【ザ・馬術】障害馬術の武田麗子、夫婦で五輪3大会連続出場目指す

3大会連続の五輪を目指す障害馬術の武田麗子。今回は大岩義明(左)との夫婦での出場が懸かる(中央は左からリオ、東京、ロンドンの五輪マスコット)
3大会連続の五輪を目指す障害馬術の武田麗子。今回は大岩義明(左)との夫婦での出場が懸かる(中央は左からリオ、東京、ロンドンの五輪マスコット)

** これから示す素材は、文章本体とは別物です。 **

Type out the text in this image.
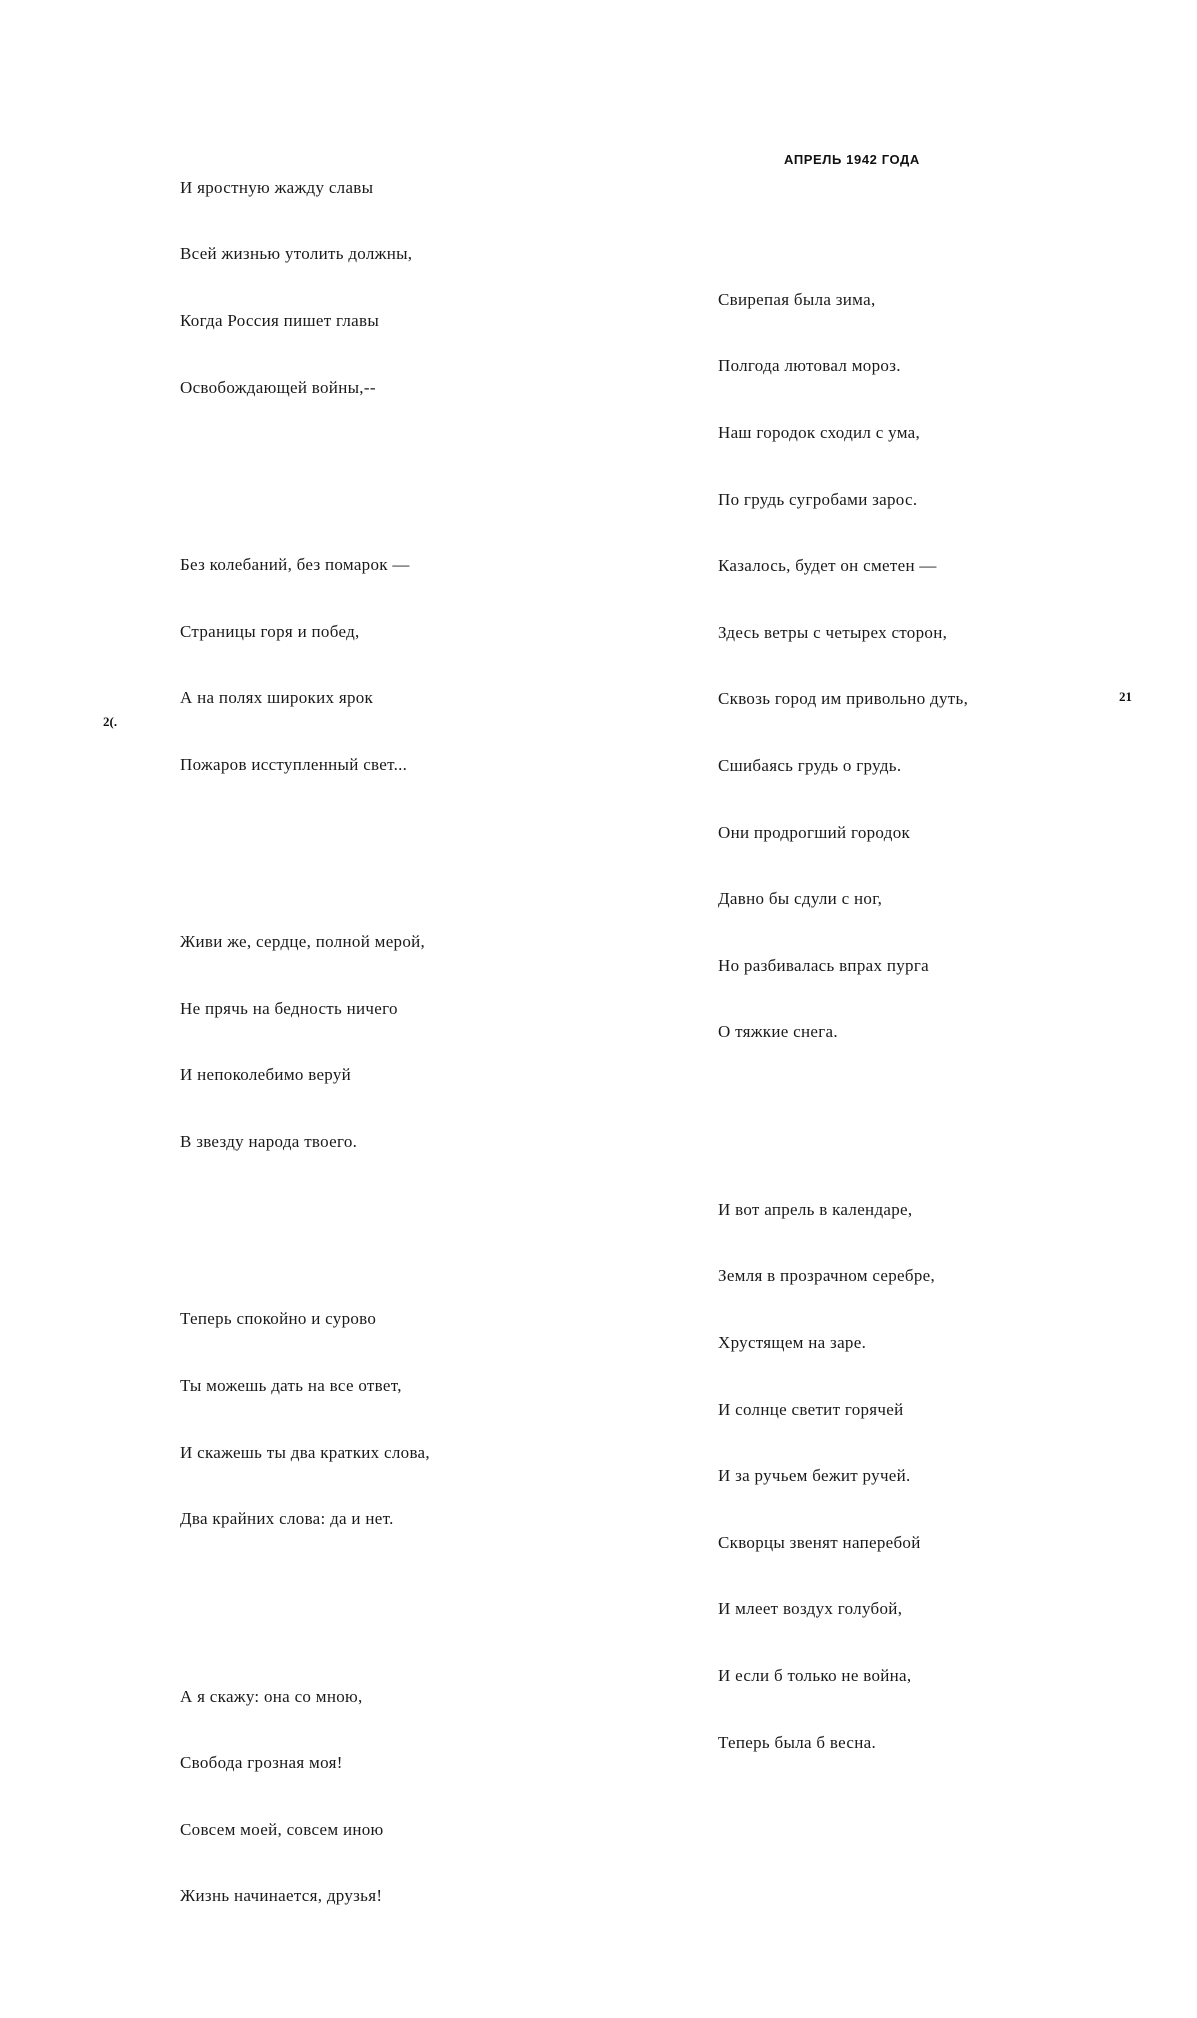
И яростную жажду славы

Всей жизнью утолить должны,

Когда Россия пишет главы

Освобождающей войны,--

Без колебаний, без помарок —

Страницы горя и побед,

А на полях широких ярок

Пожаров исступленный свет...

Живи же, сердце, полной мерой,

Не прячь на бедность ничего

И непоколебимо веруй

В звезду народа твоего.

Теперь спокойно и сурово

Ты можешь дать на все ответ,

И скажешь ты два кратких слова,

Два крайних слова: да и нет.

А я скажу: она со мною,

Свобода грозная моя!

Совсем моей, совсем иною

Жизнь начинается, друзья!

2(.
АПРЕЛЬ 1942 ГОДА

Свирепая была зима,

Полгода лютовал мороз.

Наш городок сходил с ума,

По грудь сугробами зарос.

Казалось, будет он сметен —

Здесь ветры с четырех сторон,

Сквозь город им привольно дуть,

Сшибаясь грудь о грудь.

Они продрогший городок

Давно бы сдули с ног,

Но разбивалась впрах пурга

О тяжкие снега.

И вот апрель в календаре,

Земля в прозрачном серебре,

Хрустящем на заре.

И солнце светит горячей

И за ручьем бежит ручей.

Скворцы звенят наперебой

И млеет воздух голубой,

И если б только не война,

Теперь была б весна.

21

 3大会連続の五輪出場を目指す障害馬術の武田麗子(35)=杉谷乗馬クラブ=は17年7月に総合馬術の大岩義明(43)=nittoh=と結婚。翌18年3月には長男が誕生。母として“初出場”を狙う東京五輪は夫婦そろっての目標。現在はドイツに拠点を置き、6月の代表選出に向けて、夫婦で協力しながら競技生活を続けている。

 武田は27歳で出場した12年ロンドン五輪は1次予選で敗退。16年リオ五輪は3次予選で途中棄権している。結婚前に出場した2大会を武田はこう振り返る。

 「ロンドンのときは私の頭が真っ白に。設置されている障害はヨーロッパを転戦していても、なかなか見ない派手なものがポンポンと置いてあって、観客も、メディアも多い。独特な雰囲気に飲み込まれ、冷静な判断ができませんでした。リオは馬自体がレベルの高い大会に慣れていなくて、大きな舞台もその子にとって初めてで。無理させたくない思いで棄権しました」

 リオ五輪の1年後に結婚。18年3月31日に長男の陵宗(たかむね)くんが誕生した。ドイツで保育園の送り迎えなど子育てと並行してトレーニングをして、ママさんライダーとして、東京の舞台を目指す。

 「(2013年に)東京(五輪)が決まった時はドキドキはしました。夫婦で同じゴールを目指して進めるのは、すごくラッキーというか、人生で幸せなこと。馬も子供も日々接して教えること、私たちが教わること、どちらもたくさんあります。息子も動物が大好きで、馬を見ると『パカパカ』と言いますね」

 出場した試合の後は、大岩と一緒にVTRを一緒に見て研究。総合馬術チームを長らく引っ張ってきた夫からアドバイスをもらって、レベルアップにつなげてきた。

 「夫は細かいところまで極めようと普段から努力して観察力、吸収力がすごくあると思います。これを心がけたら、こうした方がいいなど、いくつも改善点を言ってくれたりして、それはすごく助かっていますよ」

 母として、障害馬術の選手として、どちらもベストを尽くしてきたが、夫とともに目指す夢舞台は周囲の協力なくして見えてこない。

 「試合の間、子供を見てもらったり、両立は周囲のサポートのおかげで、感謝しかありません。東京五輪に出場できたら感動を与えられる舞台にしたいと思います。また、ママになっても目標を立てて夢に向かって頑張れる勇気、希望になれたら」

 開幕まで半年を切った東京五輪の出場枠は障害、馬場、総合の各種目で3人馬ずつ。夫婦でそれぞれ連続出場を実現し、最初で最後であるだろう自国開催のオリンピックで感謝の気持ちを示す。(内尾 篤嗣)

 ◆武田 麗子(たけだ・れいこ)1984年12月14日、兵庫県神戸市生まれ。35歳。父・国男氏は武田薬品工業元会長。12歳から乗馬を始める。甲南大卒業後にベルギーに渡り、現在はドイツを拠点に活動。151センチ、47キロ。

 <夫大岩は総合馬術エース 4大会連続「狙っていく」>

 ○…夫の大岩は総合馬術の日本のエースで、4大会連続の五輪出場を目指している。「妻が食事をつくれなかったら、僕がつくったり。朝、彼女が保育園に子供を送った後に部屋に掃除機かけて、トレーニングに行ったりしています」と競技、家事の両方で武田をサポート。強く意識するのは3人馬で臨む団体のメダルで、「狙っていきたい。(1932年ロサンゼルス五輪、障害馬術で金メダルの)バロン西(西竹一)さん以来、馬術ではないですからね」と88年ぶりの快挙に挑む。